ATA recently revised the seasonally adjusted index back five years as part of its annual revision. For all of 2012, tonnage was up 2.3 percent, the same as reported prior to the revision. In 2011, the index was up 5.8 percent.

The not seasonally adjusted index, which represents the change in tonnage actually hauled by the fleets before any seasonal adjustment, equaled 122.4 in January, which was 10.7% above the previous month (110.5).
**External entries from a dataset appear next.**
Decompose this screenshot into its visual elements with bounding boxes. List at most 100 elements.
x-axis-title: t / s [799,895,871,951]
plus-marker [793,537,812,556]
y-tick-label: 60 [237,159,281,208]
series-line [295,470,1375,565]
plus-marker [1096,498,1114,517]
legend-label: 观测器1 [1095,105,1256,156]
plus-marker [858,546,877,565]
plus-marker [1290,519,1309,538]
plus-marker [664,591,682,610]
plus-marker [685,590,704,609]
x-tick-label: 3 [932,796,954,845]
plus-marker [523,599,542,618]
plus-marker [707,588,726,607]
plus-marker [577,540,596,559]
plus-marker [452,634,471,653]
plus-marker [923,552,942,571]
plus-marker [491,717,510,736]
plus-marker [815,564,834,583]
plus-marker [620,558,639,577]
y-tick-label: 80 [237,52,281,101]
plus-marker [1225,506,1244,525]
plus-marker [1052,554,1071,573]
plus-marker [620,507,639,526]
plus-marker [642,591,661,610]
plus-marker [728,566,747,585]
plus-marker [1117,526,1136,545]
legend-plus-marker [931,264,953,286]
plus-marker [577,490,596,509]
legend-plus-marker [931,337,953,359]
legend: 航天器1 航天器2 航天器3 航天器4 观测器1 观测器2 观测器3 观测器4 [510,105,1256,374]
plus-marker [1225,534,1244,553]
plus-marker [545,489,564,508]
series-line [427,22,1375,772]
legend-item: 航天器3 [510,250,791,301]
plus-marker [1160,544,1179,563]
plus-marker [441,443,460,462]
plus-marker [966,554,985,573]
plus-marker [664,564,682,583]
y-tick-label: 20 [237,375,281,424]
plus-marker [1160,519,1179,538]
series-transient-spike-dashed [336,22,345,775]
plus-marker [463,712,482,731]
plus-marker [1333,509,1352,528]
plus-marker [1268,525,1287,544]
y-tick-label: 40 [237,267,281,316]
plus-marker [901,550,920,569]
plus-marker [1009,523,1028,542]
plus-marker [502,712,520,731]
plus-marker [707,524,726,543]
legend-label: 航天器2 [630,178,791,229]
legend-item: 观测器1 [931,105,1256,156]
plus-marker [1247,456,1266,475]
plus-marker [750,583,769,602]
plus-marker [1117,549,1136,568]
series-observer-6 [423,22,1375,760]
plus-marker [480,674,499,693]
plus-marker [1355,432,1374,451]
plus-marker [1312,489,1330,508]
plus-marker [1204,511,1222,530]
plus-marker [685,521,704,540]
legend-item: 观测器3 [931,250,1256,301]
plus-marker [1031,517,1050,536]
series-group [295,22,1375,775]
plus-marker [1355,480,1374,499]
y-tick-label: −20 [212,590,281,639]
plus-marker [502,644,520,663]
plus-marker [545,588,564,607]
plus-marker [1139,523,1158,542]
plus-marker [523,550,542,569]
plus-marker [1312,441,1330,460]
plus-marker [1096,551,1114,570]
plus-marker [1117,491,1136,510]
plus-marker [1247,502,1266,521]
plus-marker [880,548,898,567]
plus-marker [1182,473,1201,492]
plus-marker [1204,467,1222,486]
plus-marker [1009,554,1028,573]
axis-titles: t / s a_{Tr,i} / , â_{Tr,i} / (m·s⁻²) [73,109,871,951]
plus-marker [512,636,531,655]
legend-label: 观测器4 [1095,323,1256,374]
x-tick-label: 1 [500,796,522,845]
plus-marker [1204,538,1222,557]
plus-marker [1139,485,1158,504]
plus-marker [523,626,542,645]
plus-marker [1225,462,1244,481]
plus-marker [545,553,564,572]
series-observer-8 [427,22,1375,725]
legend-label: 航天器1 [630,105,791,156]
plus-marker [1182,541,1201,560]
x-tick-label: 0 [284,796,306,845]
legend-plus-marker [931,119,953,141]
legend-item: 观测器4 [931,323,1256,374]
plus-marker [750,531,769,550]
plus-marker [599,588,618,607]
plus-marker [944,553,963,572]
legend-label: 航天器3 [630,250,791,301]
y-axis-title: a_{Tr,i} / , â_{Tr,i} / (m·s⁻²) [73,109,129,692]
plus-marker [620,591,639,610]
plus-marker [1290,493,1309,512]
Each month, ATA asks its membership the amount of tonnage each carrier hauled, including all types of freight. The indexes are calculated based on those responses. The sample includes an array of trucking companies, ranging from small fleets to multi-billion dollar carriers. When a company in the sample fails, we include its final month of operation and zero it out for the following month, with the assumption that the remaining carriers pick up that freight. As a result, it is close to a net wash and does not end up in a false increase. Nevertheless, some carriers are picking up freight from failures and it may have boosted the index. Due to the correction mentioned above however, it should be limited.

Trucking serves as a barometer of the U.S. economy, representing 67 percent of tonnage carried by all modes of domestic freight transportation, including manufactured and retail goods. Trucks hauled 9.2 billion tons of freight in 2011. Motor carriers collected $603.9 billion, or 80.9 percent of total revenue earned by all transport modes.

ATA calculates the tonnage index based on surveys from its membership and has been doing so since the 1970s. This is a preliminary figure and subject to change in the final report issued around the 10th day of the month. The report includes month-to-month and year-over-year results, relevant economic comparisons, and key financial indicators.